Newland M C, Yezhou S, Lögdberg B, Berlin M
Department of Psychology, Auburn University, Alabama 36849.
Toxicol Appl Pharmacol. 1994 May;126(1):6-15. doi: 10.1006/taap.1994.1084.
Postnatal exposure to lead or methyl mercury results in mental retardation, learning deficits, and other neurobehavioral effects in humans, and adverse consequences of prenatal exposure have been clearly documented with methyl mercury. To examine the developmental neurotoxicity of these metals, especially lead, concurrent schedules of food reinforcement were used to identify learning deficits in squirrel monkeys exposed during gestation to either methyl mercury or lead. Pregnant squirrel monkeys were administered methyl mercury (0.7 to 0.9 ppm in maternal blood) or lead (21 to 79 micrograms/dl in maternal blood) during the last half to two-thirds of gestation. At about 5-6 years of age, offspring were trained to lever press under concurrent schedules of reinforcement in which separate random interval reinforcement schedules operated independently on two levers. Reinforcement densities were varied such that 20 to 90% of the reinforcers were programmed to derive from the left lever (i.e., one lever was "richer" than the other). At steady state, the behavior of the controls was sensitive to reinforcement density and showed little lever bias, but the behavior of monkeys exposed to more than 40 micrograms/dl of lead and to methyl mercury was less sensitive to reinforcement rates and heavily biased. When relative reinforcement density on a lever changed, the unexposed animals' response rates gradually shifted to the newly rich lever. The behavior of monkeys exposed to methyl mercury or more than 40 micrograms/dl of lead changed slowly, not at all, or in the wrong direction. Steady-state behavior of monkeys exposed to less than 40 micrograms/dl resembled controls, but acquisition progressed more slowly and required 2-4 times as many reinforcers to complete. These effects suggest a behavioral mechanism--insensitivity to changing reinforcement contingencies--by which learning deficits and behavioral changes associated with these metals might be related to toxicant exposure. Since maternal blood levels corresponded to those that could be experienced in occupational settings, the present data raise the possibility of fetal hazards associated with maternal lead exposures at levels tolerated in humans in occupational settings.

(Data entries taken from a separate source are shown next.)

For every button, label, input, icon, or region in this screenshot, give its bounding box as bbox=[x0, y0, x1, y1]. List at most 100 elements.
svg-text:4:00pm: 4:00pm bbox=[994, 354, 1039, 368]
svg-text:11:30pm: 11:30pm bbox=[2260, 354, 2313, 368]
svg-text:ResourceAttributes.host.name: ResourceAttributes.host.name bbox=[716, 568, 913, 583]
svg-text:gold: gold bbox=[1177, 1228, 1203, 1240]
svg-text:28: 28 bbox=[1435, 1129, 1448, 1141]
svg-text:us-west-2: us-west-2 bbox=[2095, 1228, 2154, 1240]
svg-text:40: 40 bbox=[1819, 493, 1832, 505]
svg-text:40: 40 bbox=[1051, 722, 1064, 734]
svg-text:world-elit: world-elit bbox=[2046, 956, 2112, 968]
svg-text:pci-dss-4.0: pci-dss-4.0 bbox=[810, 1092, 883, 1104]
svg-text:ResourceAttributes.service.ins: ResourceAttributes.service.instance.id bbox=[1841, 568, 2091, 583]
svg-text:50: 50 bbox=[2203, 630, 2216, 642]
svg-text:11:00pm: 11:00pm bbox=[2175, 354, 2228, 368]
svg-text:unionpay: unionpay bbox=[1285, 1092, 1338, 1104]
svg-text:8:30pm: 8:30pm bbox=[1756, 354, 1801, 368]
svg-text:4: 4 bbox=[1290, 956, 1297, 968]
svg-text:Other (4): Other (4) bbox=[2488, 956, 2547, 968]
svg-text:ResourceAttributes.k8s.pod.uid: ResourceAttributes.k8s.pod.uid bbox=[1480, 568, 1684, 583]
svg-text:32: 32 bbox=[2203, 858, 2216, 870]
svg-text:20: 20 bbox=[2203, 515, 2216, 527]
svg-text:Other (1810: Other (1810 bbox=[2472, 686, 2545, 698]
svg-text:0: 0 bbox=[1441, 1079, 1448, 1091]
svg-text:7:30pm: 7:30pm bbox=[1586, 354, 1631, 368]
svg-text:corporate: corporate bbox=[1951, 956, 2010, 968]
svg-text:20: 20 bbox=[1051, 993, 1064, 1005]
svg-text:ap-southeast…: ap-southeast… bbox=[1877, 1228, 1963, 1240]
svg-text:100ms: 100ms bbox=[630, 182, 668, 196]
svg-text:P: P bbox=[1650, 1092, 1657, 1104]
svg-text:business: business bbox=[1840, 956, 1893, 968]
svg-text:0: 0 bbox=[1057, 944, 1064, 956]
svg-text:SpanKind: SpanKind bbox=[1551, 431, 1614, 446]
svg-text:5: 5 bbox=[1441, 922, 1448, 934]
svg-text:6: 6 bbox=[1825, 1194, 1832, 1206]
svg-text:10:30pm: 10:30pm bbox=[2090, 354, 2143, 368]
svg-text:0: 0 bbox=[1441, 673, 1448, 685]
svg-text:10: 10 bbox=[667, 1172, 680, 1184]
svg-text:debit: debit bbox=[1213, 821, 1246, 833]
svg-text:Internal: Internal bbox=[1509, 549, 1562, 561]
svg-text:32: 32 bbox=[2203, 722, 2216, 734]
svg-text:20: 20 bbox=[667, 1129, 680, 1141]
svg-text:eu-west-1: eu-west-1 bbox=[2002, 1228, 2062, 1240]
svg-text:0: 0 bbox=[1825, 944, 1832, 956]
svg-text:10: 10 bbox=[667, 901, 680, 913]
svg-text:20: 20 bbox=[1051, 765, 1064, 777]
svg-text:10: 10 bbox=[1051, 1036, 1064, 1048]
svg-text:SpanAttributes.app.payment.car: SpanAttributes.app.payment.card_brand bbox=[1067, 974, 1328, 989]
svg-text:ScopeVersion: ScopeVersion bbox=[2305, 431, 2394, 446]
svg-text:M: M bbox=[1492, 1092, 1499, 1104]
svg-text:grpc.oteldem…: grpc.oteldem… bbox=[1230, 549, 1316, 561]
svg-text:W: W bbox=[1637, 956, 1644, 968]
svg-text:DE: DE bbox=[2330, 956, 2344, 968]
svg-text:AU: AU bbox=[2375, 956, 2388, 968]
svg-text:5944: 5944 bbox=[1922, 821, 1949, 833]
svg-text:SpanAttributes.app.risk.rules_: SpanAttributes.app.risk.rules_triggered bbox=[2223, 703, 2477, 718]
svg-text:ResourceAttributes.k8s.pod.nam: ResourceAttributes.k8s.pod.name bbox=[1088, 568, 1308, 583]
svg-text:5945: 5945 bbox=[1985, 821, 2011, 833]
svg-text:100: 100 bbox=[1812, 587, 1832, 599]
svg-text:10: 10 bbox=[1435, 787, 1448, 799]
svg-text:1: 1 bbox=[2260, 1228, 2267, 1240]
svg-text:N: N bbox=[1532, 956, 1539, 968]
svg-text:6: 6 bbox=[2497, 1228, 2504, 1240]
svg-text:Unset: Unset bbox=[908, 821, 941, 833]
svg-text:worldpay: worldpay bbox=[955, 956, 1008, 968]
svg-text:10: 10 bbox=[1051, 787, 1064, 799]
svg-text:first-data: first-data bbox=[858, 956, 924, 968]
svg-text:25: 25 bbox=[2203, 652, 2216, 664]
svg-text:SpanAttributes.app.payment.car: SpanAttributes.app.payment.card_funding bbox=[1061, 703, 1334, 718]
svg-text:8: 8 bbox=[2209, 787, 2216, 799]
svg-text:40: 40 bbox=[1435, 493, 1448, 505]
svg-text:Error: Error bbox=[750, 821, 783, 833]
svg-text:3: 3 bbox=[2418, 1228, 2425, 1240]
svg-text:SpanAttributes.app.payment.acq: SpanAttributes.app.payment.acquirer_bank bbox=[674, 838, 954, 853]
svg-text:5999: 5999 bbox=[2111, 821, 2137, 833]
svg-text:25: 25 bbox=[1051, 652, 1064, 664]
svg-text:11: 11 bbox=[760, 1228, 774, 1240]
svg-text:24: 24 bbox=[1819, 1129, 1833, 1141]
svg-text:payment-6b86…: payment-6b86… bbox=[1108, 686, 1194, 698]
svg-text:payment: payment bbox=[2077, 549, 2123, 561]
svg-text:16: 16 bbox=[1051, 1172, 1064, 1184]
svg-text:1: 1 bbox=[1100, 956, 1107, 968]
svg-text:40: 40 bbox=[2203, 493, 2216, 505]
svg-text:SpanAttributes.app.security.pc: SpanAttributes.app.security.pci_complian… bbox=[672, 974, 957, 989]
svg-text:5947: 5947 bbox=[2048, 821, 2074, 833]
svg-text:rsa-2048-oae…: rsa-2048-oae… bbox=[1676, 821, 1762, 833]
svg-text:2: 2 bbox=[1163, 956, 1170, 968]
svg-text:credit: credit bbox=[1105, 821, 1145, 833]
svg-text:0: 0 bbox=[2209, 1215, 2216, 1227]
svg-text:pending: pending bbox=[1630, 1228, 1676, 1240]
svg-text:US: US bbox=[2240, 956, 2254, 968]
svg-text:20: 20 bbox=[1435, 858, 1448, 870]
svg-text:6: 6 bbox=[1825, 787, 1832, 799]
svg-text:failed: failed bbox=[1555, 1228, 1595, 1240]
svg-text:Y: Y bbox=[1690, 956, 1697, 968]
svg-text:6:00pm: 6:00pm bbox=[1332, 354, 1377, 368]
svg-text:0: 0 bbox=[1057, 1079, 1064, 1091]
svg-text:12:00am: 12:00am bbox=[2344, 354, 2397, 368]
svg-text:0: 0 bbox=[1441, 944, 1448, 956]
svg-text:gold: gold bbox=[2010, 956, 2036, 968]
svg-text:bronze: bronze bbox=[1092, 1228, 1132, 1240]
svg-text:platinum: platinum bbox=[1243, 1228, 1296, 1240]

出生后接触铅或甲基汞会导致人类智力发育迟缓、学习能力缺陷及其他神经行为影响,产前接触甲基汞的不良后果已有明确记录。为研究这些金属尤其是铅的发育神经毒性,采用同时进行食物强化的实验安排来确定孕期接触甲基汞或铅的松鼠猴的学习能力缺陷。怀孕的松鼠猴在孕期的后半段至三分之二期间,被给予甲基汞(母体血液中浓度为0.7至0.9 ppm)或铅(母体血液中浓度为21至79微克/分升)。在约5至6岁时,对后代进行训练,使其在同时进行的强化实验安排下按压杠杆,其中独立的随机间隔强化实验安排在两个杠杆上独立运行。强化密度有所变化,使得20%至90%的强化物被设定来自左杠杆(即一个杠杆“更丰富”)。在稳定状态下,对照组的行为对强化密度敏感,几乎没有杠杆偏向,但接触超过40微克/分升铅和甲基汞的猴子的行为对强化速率不太敏感且有严重偏向。当杠杆上的相对强化密度改变时,未接触的动物的反应速率会逐渐转向新的丰富杠杆。接触甲基汞或超过40微克/分升铅的猴子的行为变化缓慢、完全不变或方向错误。接触低于40微克/分升铅的猴子的稳定状态行为与对照组相似,但习得过程进展更慢,完成所需的强化物数量是对照组的2至4倍。这些影响表明了一种行为机制——对不断变化的强化意外情况不敏感——通过这种机制,与这些金属相关的学习能力缺陷和行为变化可能与接触毒物有关。由于母体血液水平与职业环境中可能出现的水平相当,目前的数据增加了职业环境中人类可耐受的母体铅暴露水平对胎儿产生危害的可能性。